Government approves proposal to block Hezbollah-affiliated Al Mayadeen news
Communications minister signs order to seize network’s equipment and block local access to its websites, says ‘terrorist representatives’ are posing as journalists
Sam Sokol is the Times of Israel's political correspondent. He was previously a reporter for the Jerusalem Post, Jewish Telegraphic Agency and Haaretz. He is the author of "Putin’s Hybrid War and the Jews"
The government on Sunday approved a proposal to block Lebanon’s Hezbollah-affiliated Al Mayadeen news channel, and Communications Minister Shlomo Karhi signed an order to confiscate the network’s equipment and block its websites.
Last November, the security cabinet voted to shut down the Al Mayadeen satellite news station in Israel, in line with emergency regulations allowing the government to close foreign news outlets it believes are harming national security amid the ongoing war against Hamas in the Gaza Strip. However, the measure expired in January.
The decision to again block the network — apparently both its transmissions and its work in Israel — came after “the reappearance of terrorist representatives posing as journalists about two weeks ago,” a spokesman for Karhi said in a statement referring to an Al Mayadeen reporter’s broadcast from Majdal Shams last month, a day after a rocket fired by Hezbollah killed 12 children on a soccer field in the Druze town in the Golan Heights.
In her broadcast, Al Mayadeen’s Hanaa Mahameed falsely claimed that the children were hit by an Israeli strike, prompting Karhi to state that the military was “invited to take [Mahameed] and throw her across the border. Letting a Hezbollah reporter broadcast from the scene of the massacre Hezbollah committed is absurd on every level.”
Al Mayadeen said in a post to social media platform X that the move to again ban it “can only be seen as a blatant attack on freedom of speech and an effort to conceal the truth.”
“This aggressive move targets the core purpose of journalism: to expose the truth, inform the public, as well as debunk misinformation being spread on global issues,” the network said.
The latest ban on Al Mayadeen was implemented under the so-called Al Jazeera law passed by the Knesset in April, which grants the government temporary powers to prevent foreign news networks from operating in Israel if they are deemed by the security services to be harming national security.
The legislation was initially aimed at the Al Jazeera network, which the government banned in May, shuttering and raiding its offices, alleging it was actively harming national security. Last month, the Tel Aviv District Court extended the ban on the network.
Al Jazeera’s English-language and Arabic websites are no longer available in Israel on some local internet providers.

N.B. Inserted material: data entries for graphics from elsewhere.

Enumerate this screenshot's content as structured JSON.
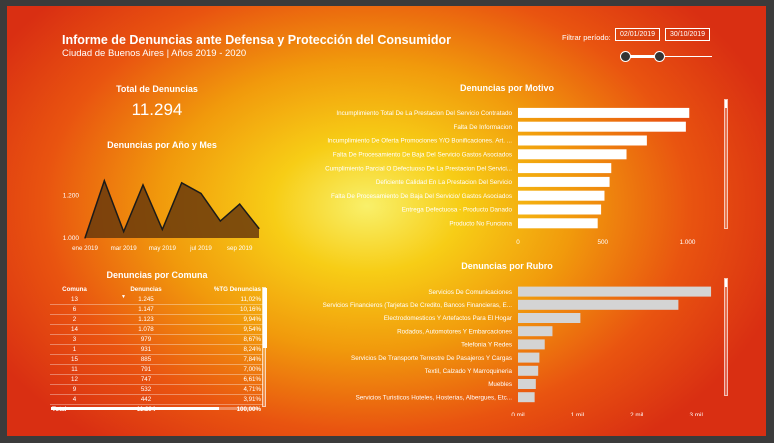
{
  "header": {
    "title": "Informe de Denuncias ante Defensa y Protección del Consumidor",
    "subtitle": "Ciudad de Buenos Aires | Años 2019 - 2020"
  },
  "filter": {
    "label": "Filtrar período:",
    "start": "02/01/2019",
    "end": "30/10/2019",
    "start_fraction": 0.0,
    "end_fraction": 0.42
  },
  "kpi": {
    "label": "Total de Denuncias",
    "value": "11.294"
  },
  "colors": {
    "motivo_bar": "#ffffff",
    "rubro_bar": "#d4d4d4",
    "area_fill": "#6a3a0c",
    "area_line": "#1a1a1a"
  },
  "chart_data": [
    {
      "id": "denuncias-por-anio-mes",
      "type": "area",
      "title": "Denuncias por Año y Mes",
      "ytick_labels": [
        "1.200",
        "1.000"
      ],
      "ytick_values": [
        1200,
        1000
      ],
      "ylim": [
        1000,
        1330
      ],
      "xtick_labels": [
        "ene 2019",
        "mar 2019",
        "may 2019",
        "jul 2019",
        "sep 2019"
      ],
      "xtick_index": [
        0,
        2,
        4,
        6,
        8
      ],
      "x": [
        "ene 2019",
        "feb 2019",
        "mar 2019",
        "abr 2019",
        "may 2019",
        "jun 2019",
        "jul 2019",
        "ago 2019",
        "sep 2019",
        "oct 2019"
      ],
      "values": [
        1000,
        1270,
        1030,
        1250,
        1040,
        1260,
        1210,
        1080,
        1160,
        1045
      ],
      "x_extra": [
        1000
      ],
      "grid": false
    },
    {
      "id": "denuncias-por-motivo",
      "type": "bar",
      "orientation": "horizontal",
      "title": "Denuncias por Motivo",
      "categories": [
        "Incumplimiento Total De La Prestacion Del Servicio Contratado",
        "Falta De Informacion",
        "Incumplimiento De Oferta Promociones Y/O Bonificaciones. Art. ...",
        "Falta De Procesamiento De Baja Del Servicio Gastos Asociados",
        "Cumplimiento Parcial O Defectuoso De La Prestacion Del Servici...",
        "Deficiente Calidad En La Prestacion Del Servicio",
        "Falta De Procesamiento De Baja Del Servicio/ Gastos Asociados",
        "Entrega Defectuosa - Producto Danado",
        "Producto No Funciona"
      ],
      "values": [
        1010,
        990,
        760,
        640,
        550,
        540,
        510,
        490,
        470
      ],
      "xlim": [
        0,
        1150
      ],
      "xtick_values": [
        0,
        500,
        1000
      ],
      "xtick_labels": [
        "0",
        "500",
        "1.000"
      ]
    },
    {
      "id": "denuncias-por-rubro",
      "type": "bar",
      "orientation": "horizontal",
      "title": "Denuncias por Rubro",
      "categories": [
        "Servicios De Comunicaciones",
        "Servicios Financieros (Tarjetas De Credito, Bancos Financieras, E...",
        "Electrodomesticos Y Artefactos Para El Hogar",
        "Rodados, Automotores Y Embarcaciones",
        "Telefonia Y Redes",
        "Servicios De Transporte Terrestre De Pasajeros Y Cargas",
        "Textil, Calzado Y Marroquineria",
        "Muebles",
        "Servicios Turisticos Hoteles, Hosterias, Albergues, Etc..."
      ],
      "values": [
        3250,
        2700,
        1050,
        580,
        450,
        360,
        340,
        300,
        280
      ],
      "xlim": [
        0,
        3350
      ],
      "xtick_values": [
        0,
        1000,
        2000,
        3000
      ],
      "xtick_labels": [
        "0 mil",
        "1 mil",
        "2 mil",
        "3 mil"
      ]
    },
    {
      "id": "denuncias-por-comuna",
      "type": "table",
      "title": "Denuncias por Comuna",
      "columns": [
        "Comuna",
        "Denuncias",
        "%TG Denuncias"
      ],
      "rows": [
        [
          "13",
          "1.245",
          "11,02%"
        ],
        [
          "6",
          "1.147",
          "10,16%"
        ],
        [
          "2",
          "1.123",
          "9,94%"
        ],
        [
          "14",
          "1.078",
          "9,54%"
        ],
        [
          "3",
          "979",
          "8,67%"
        ],
        [
          "1",
          "931",
          "8,24%"
        ],
        [
          "15",
          "885",
          "7,84%"
        ],
        [
          "11",
          "791",
          "7,00%"
        ],
        [
          "12",
          "747",
          "6,61%"
        ],
        [
          "9",
          "532",
          "4,71%"
        ],
        [
          "4",
          "442",
          "3,91%"
        ]
      ],
      "total": [
        "Total",
        "11.294",
        "100,00%"
      ]
    }
  ]
}
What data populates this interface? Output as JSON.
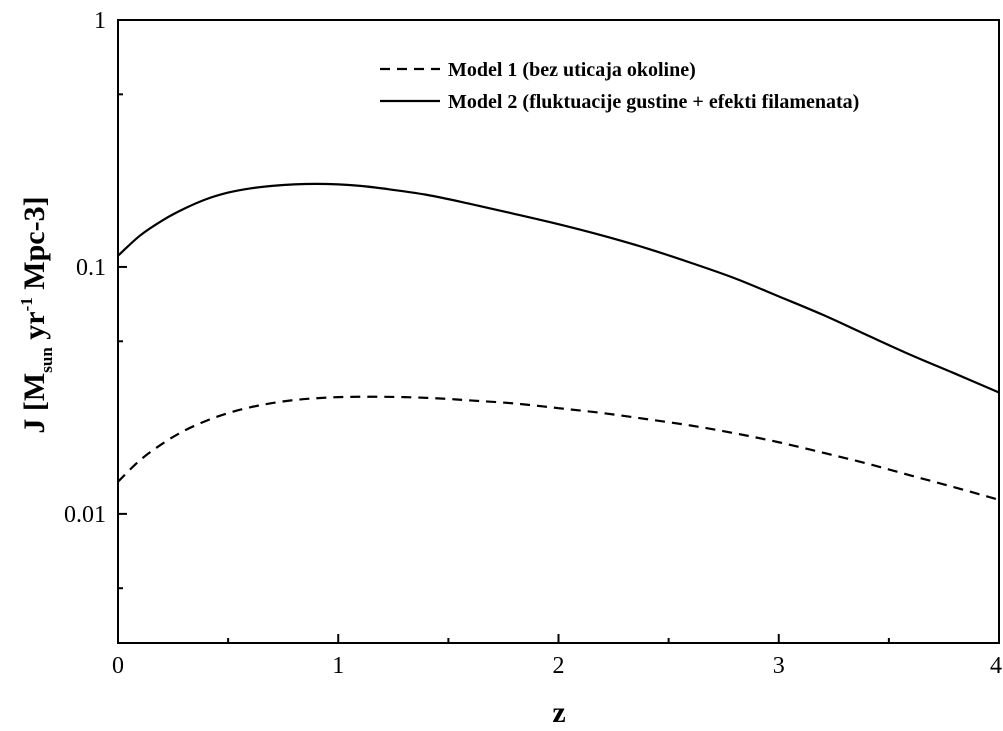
{
  "chart_data": {
    "type": "line",
    "xlabel": "z",
    "ylabel": {
      "prefix": "J [M",
      "sub": "sun",
      "mid": " yr",
      "sup": "-1",
      "suffix": " Mpc-3]"
    },
    "xlim": [
      0,
      4
    ],
    "ylim": [
      0.003,
      1
    ],
    "yscale": "log",
    "x_ticks": [
      0,
      1,
      2,
      3,
      4
    ],
    "x_tick_labels": [
      "0",
      "1",
      "2",
      "3",
      "4"
    ],
    "x_minor_ticks": [
      0.5,
      1.5,
      2.5,
      3.5
    ],
    "y_ticks": [
      0.01,
      0.1,
      1
    ],
    "y_tick_labels": [
      "0.01",
      "0.1",
      "1"
    ],
    "y_minor_ticks": [
      0.005,
      0.05,
      0.5
    ],
    "legend_position": "top-right",
    "series": [
      {
        "name": "Model 1 (bez uticaja okoline)",
        "style": "dashed",
        "x": [
          0,
          0.1,
          0.2,
          0.3,
          0.4,
          0.5,
          0.6,
          0.7,
          0.8,
          0.9,
          1.0,
          1.1,
          1.2,
          1.3,
          1.4,
          1.5,
          1.6,
          1.8,
          2.0,
          2.2,
          2.4,
          2.6,
          2.8,
          3.0,
          3.2,
          3.4,
          3.6,
          3.8,
          4.0
        ],
        "y": [
          0.0135,
          0.0165,
          0.0192,
          0.0217,
          0.0238,
          0.0256,
          0.027,
          0.0281,
          0.0289,
          0.0294,
          0.0297,
          0.0298,
          0.0298,
          0.0297,
          0.0295,
          0.0292,
          0.0288,
          0.028,
          0.0268,
          0.0256,
          0.0242,
          0.0228,
          0.0212,
          0.0195,
          0.0177,
          0.016,
          0.0143,
          0.0128,
          0.0114
        ]
      },
      {
        "name": "Model 2 (fluktuacije gustine + efekti filamenata)",
        "style": "solid",
        "x": [
          0,
          0.1,
          0.2,
          0.3,
          0.4,
          0.5,
          0.6,
          0.7,
          0.8,
          0.9,
          1.0,
          1.1,
          1.2,
          1.4,
          1.6,
          1.8,
          2.0,
          2.2,
          2.4,
          2.6,
          2.8,
          3.0,
          3.2,
          3.4,
          3.6,
          3.8,
          4.0
        ],
        "y": [
          0.111,
          0.134,
          0.154,
          0.172,
          0.188,
          0.2,
          0.208,
          0.213,
          0.216,
          0.217,
          0.216,
          0.213,
          0.208,
          0.196,
          0.18,
          0.164,
          0.149,
          0.134,
          0.119,
          0.104,
          0.09,
          0.076,
          0.064,
          0.053,
          0.044,
          0.037,
          0.031
        ]
      }
    ]
  }
}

The war in Gaza erupted when thousands of terrorists broke through the border fence on October 7, rampaging through Israel’s southern towns and murdering some 1,200 people while carrying out other atrocities such as mutilation and sexual abuse.
Terrorists also took 251 hostages, 111 of whom are believed to still be held captive in Gaza, including the bodies of 39 confirmed dead by the IDF.
Israel responded with a military campaign to destroy the Hamas regime in Gaza and free the hostages.
The day after the Hamas attack, Lebanon’s Hezbollah terror group began attacking along Israel’s northern border saying it was acting in support of Gaza. Near-daily rocket and drone attacks have drawn Israeli responses, raising fears that the fighting is bringing the two sides to the brink of a full war.
In November, Al Mayadeen claimed that two of its journalists and a civilian were killed in an Israeli strike, despite the IDF saying it had only struck Hezbollah targets.
The news outlet said that its “correspondent Farah Omar and cameraman Rabih Maamari were killed by an Israeli attack,” and the state-run National News Agency (NNA) alleged the same, adding that “the death of three citizens” was caused by “enemy bombing” in the Tair Harfa area.
At the beginning of August, the IDF confirmed carrying out a strike in Gaza City that killed Al Jazeera reporter Ismail al-Ghoul, but said he was a member of Hamas’s elite Nukhba force who participated in the October 7 onslaught.
In addition to his participation in the massacre in southern Israel, al-Ghoul instructed other terror operatives on how to film and distribute videos of attacks on Israeli troops, according to the military.
Israel denies deliberately targeting journalists.